The patient did not keep his appointments with cardiology, and returned to the ED twice with the same complaint of left-sided chest pain. The patient was seen by cardiology in the ED on both occasions, and MI was subsequently ruled out.
Hypertrophic cardiomyopathy (HCM) is a heterogeneous disease of the cardiac sarcomere with a variable clinical course that is dependent on several factors, including genetics, location, and degree of left ventricular outflow obstruction. (Circulation 1995;92:1680.)
Apical hypertrophic cardiomyopathy (ApHCM) is a relatively rare subtype of HCM (J Am Coll Cardiol 2002;39:638) in which the abnormality is confined to the apex of the left ventricle, causing a nonobstructive cardiomyopathy. (South Med J 2003;96:828.)
ApHCM has been described primarily in Japanese patients but manifests in other populations with significantly less frequency. (J Am Coll Cardiol 1990;15:91.) ApHCM constitutes up to 25 percent of cases of HCM in Japanese patients and only three percent in the rest of the population. (South Med J 2003;96:828.) This is likely how ApHCM came to be called Yamaguchi Syndrome, named for Sakamoto Yamaguchi, who first described the typical features of ApHCM. (J Am Coll Cardiol 2002;39:638.)
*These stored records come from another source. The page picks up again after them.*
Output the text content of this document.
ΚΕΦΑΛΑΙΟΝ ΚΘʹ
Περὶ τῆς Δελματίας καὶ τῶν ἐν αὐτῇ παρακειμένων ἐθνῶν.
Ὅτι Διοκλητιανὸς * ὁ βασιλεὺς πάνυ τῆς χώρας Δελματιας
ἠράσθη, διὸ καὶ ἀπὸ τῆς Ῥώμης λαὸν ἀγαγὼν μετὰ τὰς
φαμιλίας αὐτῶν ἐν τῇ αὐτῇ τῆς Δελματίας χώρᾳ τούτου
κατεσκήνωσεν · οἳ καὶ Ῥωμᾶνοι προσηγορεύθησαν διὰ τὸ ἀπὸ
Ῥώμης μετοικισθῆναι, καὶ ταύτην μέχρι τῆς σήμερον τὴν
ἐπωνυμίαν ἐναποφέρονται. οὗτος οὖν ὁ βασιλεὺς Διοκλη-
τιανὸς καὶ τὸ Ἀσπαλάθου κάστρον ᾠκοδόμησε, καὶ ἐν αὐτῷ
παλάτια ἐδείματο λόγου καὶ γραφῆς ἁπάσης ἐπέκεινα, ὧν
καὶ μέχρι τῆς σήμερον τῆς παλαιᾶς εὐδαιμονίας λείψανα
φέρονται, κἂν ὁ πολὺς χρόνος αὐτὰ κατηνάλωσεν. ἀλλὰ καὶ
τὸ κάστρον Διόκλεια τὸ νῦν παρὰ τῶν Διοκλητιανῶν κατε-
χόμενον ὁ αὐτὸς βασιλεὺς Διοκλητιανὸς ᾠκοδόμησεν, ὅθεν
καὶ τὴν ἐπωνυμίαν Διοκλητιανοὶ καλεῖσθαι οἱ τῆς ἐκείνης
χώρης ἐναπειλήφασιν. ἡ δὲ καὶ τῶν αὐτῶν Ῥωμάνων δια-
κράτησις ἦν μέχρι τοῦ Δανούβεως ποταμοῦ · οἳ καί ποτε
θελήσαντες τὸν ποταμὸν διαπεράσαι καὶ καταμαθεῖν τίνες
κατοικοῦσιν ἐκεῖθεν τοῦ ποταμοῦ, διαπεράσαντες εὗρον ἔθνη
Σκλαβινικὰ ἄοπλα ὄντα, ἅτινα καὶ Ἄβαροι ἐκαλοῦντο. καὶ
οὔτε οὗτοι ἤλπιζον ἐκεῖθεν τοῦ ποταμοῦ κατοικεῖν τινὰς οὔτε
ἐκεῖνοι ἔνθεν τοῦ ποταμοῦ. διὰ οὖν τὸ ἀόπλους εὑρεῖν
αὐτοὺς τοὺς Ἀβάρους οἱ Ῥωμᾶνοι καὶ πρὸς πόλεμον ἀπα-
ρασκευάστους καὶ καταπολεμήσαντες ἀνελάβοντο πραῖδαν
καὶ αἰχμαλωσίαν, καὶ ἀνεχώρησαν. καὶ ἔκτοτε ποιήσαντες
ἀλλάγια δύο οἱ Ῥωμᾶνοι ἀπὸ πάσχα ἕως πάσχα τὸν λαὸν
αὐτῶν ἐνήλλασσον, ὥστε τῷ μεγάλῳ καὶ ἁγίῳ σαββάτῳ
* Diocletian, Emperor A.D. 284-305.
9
ApHCM most commonly presents in young male patients as angina (16%), atypical chest pain (14%), palpitations (10%), dyspnea (6%), or syncope/presyncope (6%). (J Am Coll Cardiol 2002;39:638.) A variety of mechanisms are thought to contribute to anginal symptoms, including imbalances between oxygen supply and demand as a consequence of hypertrophied myocardium with normal coronary arteries. (South Med J 2003;96:828.)
These patients have some characteristic findings, including giant T wave inversions on electrocardiogram, which are most prominent in V4, and a spade-shaped left ventricular cavity at end diastole seen on ventriculography. (J Am Coll Cardiol 2002;39:638.)
Evaluation for HCM patients typically includes a transthoracic Doppler echocardiogram to determine the location and extent of hypertrophy, systolic and diastolic function, degree of obstruction if present, atrial size, and valvular abnormalities. (Circulation 1995;92:1680.)
Occasionally, 2D echocardiogram will not provide adequate information, and the patient will require cardiac MRI, which has been found to provide better overall assessment of left ventricular hypertrophy in HCM patients. (J Am Coll Cardiol 2002;39:638; Circulation 1995;92:1680.)
Cardiac catheterization and angiography are generally reserved for cases with diagnostic uncertainty or in which myocardial infarction is suspected. (Circulation 1995;92:1680.)
Sudden cardiac death is the most common cause of death in HCM patients, but ApHCM is not associated with sudden cardiac death, and has a benign prognosis for cardiovascular mortality. (J Am Coll Cardiol 2002;39:638.) Approximately one-third of ApHCM patients go on to develop complications including MI, arrhythmias, and stroke. (J Am Coll Cardiol 2002;39:638.)
Several treatment options for HCM exist, including medical therapy with beta blockers, calcium channel blockers and antiarrhythmics, pacemakers, and a myectomy. (Circulation 1995;92:1680.) Treatment is generally based on patient symptoms and whether the patient has obstructive or nonobstructive disease. (J Am Coll Cardiol 2002;39:638.) A majority (75%) of patients with HCM have the nonobstructive type. It is important to note, however, that HCM is not a static disease manifestation. It can appear at any age, and increase or decrease dynamically throughout life. (JAMA 2002;287:1308.)